Le projet de lutte contre le paludisme et les maladies infectieuses infantiles sera exécuté au Congo par le biais de l'UNICEF. Il a été approuvé par le Japon en mai dernier et constitue une sorte de bouffée d'oxygène pour l'enfance congolaise. Première cause de consultation, le paludisme représente 40,4% de morbidité et 32,2% de mortalité dans les structures de santé.
Le paludisme frappe à la fois les femmes enceintes et les enfants de moins de 5 ans. Dans son discours de circonstance, le ministre de la Santé et de la Population, Alphonse Gando a indiqué que le paludisme était le premier motif de consultation et de mortalité dans les formations sanitaires du pays.
«Le paludisme touche les enfants de moins de 5 ans pour lesquels il est la cause de d'au moins 50% d'hospitalisations. En raison des conséquences néfastes du paludisme sur la grossesse, les femmes enceintes sont également un groupe cible», a déclaré M. Gando.
Le projet de lutte contre le paludisme et les maladies infectieuses infantiles vise à assurer la prévention du paludisme par l'utilisation de la moustiquaire imprégnée d'insecticide chez 70% des femmes enceintes et 60% d'enfants, former les prestataires sanitaires et communautaires à la prise en charge des cas de paludisme à domicile et dans les formations sanitaires et assurer l'administration du traitement préventif intermittent du paludisme à base de sulfadoxine pyriméthamine à 70% des femmes.

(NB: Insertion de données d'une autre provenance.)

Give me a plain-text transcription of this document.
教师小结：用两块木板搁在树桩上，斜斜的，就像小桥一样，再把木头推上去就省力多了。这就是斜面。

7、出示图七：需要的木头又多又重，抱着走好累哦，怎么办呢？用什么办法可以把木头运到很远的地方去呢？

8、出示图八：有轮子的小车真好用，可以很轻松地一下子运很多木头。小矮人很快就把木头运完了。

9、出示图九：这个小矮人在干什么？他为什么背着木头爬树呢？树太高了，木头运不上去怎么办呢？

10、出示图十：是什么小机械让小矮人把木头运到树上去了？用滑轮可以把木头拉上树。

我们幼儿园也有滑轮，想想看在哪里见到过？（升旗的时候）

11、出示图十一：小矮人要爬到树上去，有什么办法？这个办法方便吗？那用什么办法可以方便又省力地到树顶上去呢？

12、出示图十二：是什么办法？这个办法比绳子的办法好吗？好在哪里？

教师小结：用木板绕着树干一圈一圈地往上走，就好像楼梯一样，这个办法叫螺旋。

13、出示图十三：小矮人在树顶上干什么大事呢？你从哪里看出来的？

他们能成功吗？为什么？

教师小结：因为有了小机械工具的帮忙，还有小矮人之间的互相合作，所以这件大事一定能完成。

M. Gando a fait savoir que la poliomyélite constituait un problème de santé publique au Congo. La maladie paralyse les enfants à bas âge et les rend invalides. Le Congo a connu l'épidémie de la poliomyélite dans les département du Niari, de la Bouenza et de la Lékoumou avec plus de 20 cas entre 1999 et 2000.
Depuis 2001, aucun cas du polio virus sauvage n'a été signalé sur l'ensemble du territoire national. Les autorités sanitaires ont mis en place des stratégies, en vue d'une protection individuelle et collective. «En ce qui concerne la poliomyélite, le Congo a adhéré à l'initiative mondiale pour l'éradication de cette maladie», a confié M. Gando.
De son côté, M. Ndiaye a souligné la dégradation des infrastructures socio-sanitaires et la faible qualité des interventions qui, selon lui sont à l'origine de la baisse de la couverture vaccinale et à l'augmentation de la morbidité et de la mortalité.
«Malgré les efforts consentis par le Gouvernement pour la restructuration du système national de santé et la revitalisation des programmes de lutte contre la maladie, le paludisme demeure la première de morbidité et de mortalité. Pour maintenir les acquis de nos campagnes de lutte contre la poliomyélite, nous devons obtenir et maintenir une couverture vaccinale de plus de 80% pour tous les antigènes du PEV», a-t-il poursuivi.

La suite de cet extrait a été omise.